It Doesn’t Add Up

Posted on April 19, 2014 under Storytelling with no comments yet

New math

Stunned as me arse, if you ask me. Not me. The new math.

 

“He say one and one and one is three”

Come Together – The Beatles

There’s no getting away from it.  Life forty years ago was so much simpler.  You went to school.  You learned how to read, write and do basic mathematics.  You did what you were told.  You left the house after high school and either got a trade or went to university.  And then you went to work.  Jobs were plentiful.  You dated someone, got engaged, got married, rented a cheap apartment and started having babies … more or less in that order.

Today, pretty well everything has changed.  After bouncing back a few times your adult children have finally left the nest.  They buy houses, have babies, get engaged and find work.  The order of these activities is irrelevant.  They will likely have several careers.

Thankfully, one thing hasn’t changed.  Two and two is still four.  At least I think it is.

How one arrives at that answer is a different matter altogether.  Welcome to the zany world of new math.

Quick.  What is 8×7?  If you have gray hair, you don’t even need to think about this.  It is hard wired into your brain.  We learned our “times tables” early and often.  Any number up to 12 was fair game.  We knew that 12×12 = 144.  Another word for 144 is “gross”.  How could we ever forget that?  Like spelling bees, we stood in rows and faced off against fellow classmates until spitting out the product of any combination of factors was as natural as chewing gum and walking at the same time.

And then something happened.  Someone didn’t get the memo that said “if it ain’t broke, don’t fix it”.  The first rumblings of new math surfaced in the late 60’s and early 70’s.  Now I was a pretty average math student so I was lucky that most of the carnage in the field of arithmetic happened long after I was out of school.  When my own children started bringing home math homework I was incapable of helping them.

Life is complicated enough for our children and our grandchildren.  They are exposed to a dizzying array of technology.  Why can’t they be afforded the chance to learn to read (with an actual book), write a sentence in cursive writing and do basic addition and subtraction?  How will they figure out some of the basic things in life, like calculating a tip or figuring out a percentage, if their technology fails for a few moments?
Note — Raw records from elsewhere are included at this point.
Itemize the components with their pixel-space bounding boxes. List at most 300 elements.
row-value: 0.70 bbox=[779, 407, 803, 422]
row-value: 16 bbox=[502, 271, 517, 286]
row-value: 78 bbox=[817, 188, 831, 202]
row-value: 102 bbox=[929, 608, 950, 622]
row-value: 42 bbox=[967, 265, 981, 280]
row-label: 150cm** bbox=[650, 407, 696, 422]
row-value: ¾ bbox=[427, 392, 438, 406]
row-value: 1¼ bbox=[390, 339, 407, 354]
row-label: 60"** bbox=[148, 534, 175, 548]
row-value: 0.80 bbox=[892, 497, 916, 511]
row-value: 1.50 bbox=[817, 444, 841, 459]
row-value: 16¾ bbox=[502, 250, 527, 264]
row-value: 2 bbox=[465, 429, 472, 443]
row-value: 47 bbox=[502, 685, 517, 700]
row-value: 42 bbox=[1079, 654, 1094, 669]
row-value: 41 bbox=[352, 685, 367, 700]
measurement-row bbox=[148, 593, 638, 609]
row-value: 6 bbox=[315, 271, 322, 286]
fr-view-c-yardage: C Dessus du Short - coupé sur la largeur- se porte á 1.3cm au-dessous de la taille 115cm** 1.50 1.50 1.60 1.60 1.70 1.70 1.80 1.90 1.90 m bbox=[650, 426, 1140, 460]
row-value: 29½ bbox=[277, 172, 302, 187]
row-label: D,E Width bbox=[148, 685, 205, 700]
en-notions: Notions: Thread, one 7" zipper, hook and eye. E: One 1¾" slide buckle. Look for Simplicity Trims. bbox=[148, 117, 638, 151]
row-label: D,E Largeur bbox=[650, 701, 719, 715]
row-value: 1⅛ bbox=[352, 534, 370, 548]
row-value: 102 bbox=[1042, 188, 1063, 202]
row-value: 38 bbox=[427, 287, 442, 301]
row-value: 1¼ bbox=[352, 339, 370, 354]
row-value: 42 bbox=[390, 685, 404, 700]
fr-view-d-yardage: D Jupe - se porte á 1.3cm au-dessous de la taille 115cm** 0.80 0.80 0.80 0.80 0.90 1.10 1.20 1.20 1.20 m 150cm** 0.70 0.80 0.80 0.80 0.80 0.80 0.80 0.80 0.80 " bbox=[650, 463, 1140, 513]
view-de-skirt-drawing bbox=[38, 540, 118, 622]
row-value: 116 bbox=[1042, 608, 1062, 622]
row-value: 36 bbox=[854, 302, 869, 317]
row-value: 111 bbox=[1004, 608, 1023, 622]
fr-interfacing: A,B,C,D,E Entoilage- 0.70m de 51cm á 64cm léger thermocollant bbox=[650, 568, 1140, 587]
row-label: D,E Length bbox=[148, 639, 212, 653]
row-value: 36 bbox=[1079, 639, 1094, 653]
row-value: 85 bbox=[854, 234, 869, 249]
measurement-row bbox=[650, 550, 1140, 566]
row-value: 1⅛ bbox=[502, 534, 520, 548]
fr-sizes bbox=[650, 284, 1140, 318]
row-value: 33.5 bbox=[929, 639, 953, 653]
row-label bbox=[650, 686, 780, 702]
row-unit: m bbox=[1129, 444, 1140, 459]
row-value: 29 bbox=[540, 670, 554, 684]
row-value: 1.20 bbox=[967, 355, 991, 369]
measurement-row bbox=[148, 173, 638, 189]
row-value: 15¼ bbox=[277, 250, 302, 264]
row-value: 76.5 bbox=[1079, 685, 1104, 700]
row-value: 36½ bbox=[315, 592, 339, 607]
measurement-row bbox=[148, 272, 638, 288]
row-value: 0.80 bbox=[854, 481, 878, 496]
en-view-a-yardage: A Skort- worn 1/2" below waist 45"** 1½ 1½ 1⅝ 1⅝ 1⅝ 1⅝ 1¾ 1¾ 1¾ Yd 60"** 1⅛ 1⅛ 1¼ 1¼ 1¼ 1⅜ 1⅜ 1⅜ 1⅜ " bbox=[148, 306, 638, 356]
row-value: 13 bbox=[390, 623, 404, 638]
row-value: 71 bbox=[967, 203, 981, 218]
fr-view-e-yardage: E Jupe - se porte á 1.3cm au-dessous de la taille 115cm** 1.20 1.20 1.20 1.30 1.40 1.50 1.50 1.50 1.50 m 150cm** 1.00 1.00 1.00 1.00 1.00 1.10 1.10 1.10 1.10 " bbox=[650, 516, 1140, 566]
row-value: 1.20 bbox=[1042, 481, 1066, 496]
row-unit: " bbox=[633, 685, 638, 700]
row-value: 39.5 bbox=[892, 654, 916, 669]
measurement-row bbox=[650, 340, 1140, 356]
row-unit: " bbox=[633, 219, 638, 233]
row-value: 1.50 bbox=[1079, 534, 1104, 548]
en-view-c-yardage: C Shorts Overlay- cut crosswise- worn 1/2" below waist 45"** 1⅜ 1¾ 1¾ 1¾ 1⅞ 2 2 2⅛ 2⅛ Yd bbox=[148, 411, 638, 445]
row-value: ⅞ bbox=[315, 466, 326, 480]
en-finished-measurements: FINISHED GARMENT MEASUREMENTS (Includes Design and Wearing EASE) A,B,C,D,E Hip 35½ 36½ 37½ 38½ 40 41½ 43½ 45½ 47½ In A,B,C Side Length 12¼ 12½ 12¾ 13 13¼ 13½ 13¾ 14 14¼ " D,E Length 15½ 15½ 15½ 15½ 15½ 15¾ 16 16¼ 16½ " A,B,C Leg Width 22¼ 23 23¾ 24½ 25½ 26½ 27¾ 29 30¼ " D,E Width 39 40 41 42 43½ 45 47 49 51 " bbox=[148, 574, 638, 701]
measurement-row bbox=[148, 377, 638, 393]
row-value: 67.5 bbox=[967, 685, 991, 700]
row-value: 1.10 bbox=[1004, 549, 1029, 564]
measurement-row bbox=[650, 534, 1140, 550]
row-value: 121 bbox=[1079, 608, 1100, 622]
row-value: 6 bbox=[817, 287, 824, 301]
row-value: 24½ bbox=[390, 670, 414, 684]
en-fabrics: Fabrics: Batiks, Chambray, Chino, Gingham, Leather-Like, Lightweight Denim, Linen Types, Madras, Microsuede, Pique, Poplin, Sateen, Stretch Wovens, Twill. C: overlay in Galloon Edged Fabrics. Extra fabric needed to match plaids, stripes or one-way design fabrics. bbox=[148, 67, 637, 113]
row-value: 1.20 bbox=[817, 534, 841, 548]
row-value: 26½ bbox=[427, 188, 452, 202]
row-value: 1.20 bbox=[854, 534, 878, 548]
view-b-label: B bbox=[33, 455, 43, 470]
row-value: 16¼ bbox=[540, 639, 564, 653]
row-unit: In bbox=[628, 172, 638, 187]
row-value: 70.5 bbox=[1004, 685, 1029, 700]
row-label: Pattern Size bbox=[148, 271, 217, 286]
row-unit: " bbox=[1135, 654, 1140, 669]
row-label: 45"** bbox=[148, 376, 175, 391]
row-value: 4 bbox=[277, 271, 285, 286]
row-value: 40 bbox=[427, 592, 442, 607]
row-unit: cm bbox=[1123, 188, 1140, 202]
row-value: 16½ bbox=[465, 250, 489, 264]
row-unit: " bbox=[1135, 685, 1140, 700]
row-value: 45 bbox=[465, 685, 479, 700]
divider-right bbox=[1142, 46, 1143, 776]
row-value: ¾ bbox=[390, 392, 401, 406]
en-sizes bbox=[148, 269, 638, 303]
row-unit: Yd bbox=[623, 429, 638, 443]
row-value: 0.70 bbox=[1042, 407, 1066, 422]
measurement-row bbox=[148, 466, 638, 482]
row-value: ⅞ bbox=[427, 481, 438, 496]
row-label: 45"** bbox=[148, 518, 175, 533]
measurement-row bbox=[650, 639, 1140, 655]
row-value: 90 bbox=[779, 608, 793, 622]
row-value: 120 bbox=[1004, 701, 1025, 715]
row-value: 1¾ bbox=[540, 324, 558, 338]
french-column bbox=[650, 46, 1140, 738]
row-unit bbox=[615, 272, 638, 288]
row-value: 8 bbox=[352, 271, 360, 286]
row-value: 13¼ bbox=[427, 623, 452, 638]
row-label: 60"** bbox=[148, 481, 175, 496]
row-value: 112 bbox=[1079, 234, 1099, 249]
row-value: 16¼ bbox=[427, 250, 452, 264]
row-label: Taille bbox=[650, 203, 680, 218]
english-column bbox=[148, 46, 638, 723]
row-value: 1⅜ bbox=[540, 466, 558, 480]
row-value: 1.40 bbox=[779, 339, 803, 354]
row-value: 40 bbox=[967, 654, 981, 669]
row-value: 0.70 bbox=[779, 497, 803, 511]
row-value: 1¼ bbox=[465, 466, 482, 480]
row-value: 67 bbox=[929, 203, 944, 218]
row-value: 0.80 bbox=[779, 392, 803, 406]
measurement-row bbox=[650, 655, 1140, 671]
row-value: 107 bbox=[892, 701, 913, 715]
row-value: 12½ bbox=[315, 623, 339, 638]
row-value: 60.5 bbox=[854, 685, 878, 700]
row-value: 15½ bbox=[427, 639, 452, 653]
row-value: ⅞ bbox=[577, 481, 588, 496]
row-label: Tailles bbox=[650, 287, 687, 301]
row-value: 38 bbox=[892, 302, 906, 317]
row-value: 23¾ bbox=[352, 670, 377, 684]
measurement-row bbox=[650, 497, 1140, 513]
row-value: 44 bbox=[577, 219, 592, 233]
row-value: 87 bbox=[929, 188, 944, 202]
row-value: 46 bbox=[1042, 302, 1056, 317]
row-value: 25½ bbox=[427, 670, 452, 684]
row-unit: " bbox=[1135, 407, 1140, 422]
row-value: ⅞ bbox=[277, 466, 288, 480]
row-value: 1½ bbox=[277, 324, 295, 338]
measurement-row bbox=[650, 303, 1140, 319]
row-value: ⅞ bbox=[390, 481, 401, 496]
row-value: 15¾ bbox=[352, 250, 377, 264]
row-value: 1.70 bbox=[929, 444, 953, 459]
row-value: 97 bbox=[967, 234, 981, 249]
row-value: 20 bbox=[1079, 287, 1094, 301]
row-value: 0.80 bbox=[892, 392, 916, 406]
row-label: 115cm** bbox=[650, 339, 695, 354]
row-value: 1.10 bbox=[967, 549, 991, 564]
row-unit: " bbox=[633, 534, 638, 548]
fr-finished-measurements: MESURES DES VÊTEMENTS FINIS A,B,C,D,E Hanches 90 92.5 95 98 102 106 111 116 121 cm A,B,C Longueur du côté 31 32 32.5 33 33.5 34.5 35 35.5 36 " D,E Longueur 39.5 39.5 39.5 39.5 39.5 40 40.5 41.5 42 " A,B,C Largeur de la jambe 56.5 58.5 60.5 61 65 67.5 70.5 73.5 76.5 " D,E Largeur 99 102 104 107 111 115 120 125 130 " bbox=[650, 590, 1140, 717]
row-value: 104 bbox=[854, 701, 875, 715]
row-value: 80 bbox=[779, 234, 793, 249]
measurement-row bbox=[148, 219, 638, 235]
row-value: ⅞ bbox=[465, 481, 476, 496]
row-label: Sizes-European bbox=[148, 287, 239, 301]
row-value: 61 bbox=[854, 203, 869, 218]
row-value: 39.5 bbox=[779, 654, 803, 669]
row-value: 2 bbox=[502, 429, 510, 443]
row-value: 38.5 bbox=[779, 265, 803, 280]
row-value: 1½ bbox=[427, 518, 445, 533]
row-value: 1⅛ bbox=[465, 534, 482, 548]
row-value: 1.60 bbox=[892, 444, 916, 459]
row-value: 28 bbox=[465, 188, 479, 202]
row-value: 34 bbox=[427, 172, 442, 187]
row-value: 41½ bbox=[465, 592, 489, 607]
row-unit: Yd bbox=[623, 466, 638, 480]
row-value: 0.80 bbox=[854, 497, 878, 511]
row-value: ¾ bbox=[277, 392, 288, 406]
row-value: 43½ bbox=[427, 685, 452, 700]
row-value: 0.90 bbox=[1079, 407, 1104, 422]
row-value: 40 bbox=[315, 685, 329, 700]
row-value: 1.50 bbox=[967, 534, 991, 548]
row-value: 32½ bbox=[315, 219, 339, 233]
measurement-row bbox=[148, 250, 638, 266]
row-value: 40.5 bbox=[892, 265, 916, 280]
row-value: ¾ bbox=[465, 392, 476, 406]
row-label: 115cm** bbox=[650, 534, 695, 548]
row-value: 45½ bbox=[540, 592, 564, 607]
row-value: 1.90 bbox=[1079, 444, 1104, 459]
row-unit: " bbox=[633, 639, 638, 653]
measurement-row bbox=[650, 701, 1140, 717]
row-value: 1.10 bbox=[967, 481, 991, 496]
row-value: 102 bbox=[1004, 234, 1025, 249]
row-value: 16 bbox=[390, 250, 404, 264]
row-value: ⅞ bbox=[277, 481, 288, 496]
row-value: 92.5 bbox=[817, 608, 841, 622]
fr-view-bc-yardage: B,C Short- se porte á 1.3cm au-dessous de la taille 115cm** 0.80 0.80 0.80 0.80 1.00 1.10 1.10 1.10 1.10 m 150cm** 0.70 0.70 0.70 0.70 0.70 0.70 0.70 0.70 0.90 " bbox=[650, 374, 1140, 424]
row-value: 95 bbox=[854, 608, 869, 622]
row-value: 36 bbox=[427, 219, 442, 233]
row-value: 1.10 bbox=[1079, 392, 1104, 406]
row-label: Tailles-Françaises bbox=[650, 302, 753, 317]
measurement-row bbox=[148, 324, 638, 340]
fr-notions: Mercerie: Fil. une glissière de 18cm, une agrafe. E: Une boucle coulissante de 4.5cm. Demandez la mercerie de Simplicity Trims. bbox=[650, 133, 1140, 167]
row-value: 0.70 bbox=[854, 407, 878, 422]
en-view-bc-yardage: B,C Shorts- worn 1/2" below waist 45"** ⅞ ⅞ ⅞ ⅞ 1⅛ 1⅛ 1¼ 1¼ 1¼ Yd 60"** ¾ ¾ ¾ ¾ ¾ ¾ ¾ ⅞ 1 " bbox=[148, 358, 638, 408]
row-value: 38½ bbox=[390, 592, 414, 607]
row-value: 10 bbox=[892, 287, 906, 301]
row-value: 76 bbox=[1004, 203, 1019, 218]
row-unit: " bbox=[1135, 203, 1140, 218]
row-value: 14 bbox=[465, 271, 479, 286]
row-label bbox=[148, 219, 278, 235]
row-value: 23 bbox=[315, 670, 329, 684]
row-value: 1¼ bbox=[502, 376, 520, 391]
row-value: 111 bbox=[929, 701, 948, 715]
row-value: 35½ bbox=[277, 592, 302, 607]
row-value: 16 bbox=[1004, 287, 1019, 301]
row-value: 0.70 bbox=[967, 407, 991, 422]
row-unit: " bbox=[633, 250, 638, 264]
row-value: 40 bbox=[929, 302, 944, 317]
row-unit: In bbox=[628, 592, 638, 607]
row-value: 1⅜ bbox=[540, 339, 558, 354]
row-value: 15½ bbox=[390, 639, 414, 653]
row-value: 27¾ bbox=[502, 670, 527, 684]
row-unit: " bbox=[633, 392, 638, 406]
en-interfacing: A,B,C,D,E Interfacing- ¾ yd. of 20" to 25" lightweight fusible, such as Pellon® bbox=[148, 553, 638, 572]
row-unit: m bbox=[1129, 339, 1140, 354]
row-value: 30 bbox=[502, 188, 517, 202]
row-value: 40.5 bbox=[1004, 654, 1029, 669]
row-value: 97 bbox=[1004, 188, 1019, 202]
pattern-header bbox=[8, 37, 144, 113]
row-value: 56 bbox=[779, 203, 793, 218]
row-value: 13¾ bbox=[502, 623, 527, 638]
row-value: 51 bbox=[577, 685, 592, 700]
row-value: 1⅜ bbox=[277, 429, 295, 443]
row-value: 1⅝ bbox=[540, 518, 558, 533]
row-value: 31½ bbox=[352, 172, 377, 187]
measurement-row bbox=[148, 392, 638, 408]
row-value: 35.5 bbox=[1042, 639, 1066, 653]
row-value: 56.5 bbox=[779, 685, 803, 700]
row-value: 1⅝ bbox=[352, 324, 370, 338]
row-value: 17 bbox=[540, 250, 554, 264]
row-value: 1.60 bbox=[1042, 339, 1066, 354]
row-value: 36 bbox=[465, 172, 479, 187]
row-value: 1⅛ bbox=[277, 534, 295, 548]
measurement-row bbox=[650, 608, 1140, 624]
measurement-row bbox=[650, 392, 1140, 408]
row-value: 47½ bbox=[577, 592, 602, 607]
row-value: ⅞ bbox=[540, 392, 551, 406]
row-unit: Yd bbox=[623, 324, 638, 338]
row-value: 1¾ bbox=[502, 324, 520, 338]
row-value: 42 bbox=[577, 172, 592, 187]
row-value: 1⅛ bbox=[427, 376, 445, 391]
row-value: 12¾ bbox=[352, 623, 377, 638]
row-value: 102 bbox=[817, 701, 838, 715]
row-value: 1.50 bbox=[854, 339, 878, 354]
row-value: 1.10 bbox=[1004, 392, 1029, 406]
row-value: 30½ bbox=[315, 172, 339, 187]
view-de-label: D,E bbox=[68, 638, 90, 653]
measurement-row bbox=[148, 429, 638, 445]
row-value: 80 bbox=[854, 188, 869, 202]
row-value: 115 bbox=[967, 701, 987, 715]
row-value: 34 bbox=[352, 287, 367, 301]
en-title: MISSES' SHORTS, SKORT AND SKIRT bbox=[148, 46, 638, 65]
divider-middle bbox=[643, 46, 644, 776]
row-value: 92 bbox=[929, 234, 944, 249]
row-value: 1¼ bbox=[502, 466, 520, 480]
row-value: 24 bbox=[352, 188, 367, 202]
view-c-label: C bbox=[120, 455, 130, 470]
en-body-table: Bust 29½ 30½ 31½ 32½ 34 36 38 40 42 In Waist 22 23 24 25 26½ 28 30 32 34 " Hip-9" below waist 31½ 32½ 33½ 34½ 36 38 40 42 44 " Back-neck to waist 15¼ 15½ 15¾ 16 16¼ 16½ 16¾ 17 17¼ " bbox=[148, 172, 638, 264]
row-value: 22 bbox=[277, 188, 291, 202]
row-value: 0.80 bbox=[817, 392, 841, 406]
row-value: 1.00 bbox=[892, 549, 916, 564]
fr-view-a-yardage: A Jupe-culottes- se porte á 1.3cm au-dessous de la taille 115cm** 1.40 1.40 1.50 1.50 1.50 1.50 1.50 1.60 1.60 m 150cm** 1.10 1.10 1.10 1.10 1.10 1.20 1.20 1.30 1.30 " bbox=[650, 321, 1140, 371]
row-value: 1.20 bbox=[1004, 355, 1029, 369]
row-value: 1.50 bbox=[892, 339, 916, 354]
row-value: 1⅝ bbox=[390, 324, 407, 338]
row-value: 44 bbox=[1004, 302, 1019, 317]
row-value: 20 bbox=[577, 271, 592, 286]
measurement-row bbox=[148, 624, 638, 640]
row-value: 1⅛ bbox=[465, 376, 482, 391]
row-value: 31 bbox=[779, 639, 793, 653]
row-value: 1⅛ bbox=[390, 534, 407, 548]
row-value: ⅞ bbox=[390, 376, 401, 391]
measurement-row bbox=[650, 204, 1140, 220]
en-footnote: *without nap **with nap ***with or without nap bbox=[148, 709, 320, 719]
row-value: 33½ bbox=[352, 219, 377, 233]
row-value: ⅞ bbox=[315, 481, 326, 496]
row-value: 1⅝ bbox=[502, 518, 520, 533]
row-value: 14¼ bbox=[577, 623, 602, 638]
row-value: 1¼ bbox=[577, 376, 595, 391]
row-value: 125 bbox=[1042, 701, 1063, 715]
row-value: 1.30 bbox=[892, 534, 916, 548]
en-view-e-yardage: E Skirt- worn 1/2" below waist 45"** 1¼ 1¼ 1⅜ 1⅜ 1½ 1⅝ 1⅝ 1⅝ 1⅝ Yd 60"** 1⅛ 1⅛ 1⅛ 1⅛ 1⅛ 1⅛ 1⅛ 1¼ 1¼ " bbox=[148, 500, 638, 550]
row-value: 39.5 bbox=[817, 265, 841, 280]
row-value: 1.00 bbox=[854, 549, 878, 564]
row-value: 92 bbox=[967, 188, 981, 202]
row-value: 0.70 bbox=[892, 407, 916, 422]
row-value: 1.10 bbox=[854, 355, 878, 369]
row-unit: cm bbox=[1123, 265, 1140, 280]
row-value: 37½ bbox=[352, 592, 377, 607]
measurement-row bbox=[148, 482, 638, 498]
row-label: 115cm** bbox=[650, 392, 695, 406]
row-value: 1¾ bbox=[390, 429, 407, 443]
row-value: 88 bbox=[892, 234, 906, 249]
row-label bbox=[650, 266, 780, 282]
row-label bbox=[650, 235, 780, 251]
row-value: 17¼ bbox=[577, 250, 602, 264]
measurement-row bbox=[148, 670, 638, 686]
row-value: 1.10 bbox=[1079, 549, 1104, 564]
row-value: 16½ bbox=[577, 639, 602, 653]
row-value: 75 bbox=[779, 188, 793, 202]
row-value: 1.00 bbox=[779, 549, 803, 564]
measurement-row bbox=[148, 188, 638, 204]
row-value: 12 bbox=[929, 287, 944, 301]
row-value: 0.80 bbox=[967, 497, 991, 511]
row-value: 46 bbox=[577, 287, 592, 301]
I am not suggesting that young people aren’t being taught critical thinking.  Or practical methods and tools that have stood the test of time.   It just appears that way.

You’ve heard the expression “Everything old is new again.”  I say we bring back the .37 cent movie, a case of beer for $3.14 and a gallon of gas for .50 cents.

And while we’re at it, let’s get back to the 3 Rs.  Rock and Roll and Rithmetic.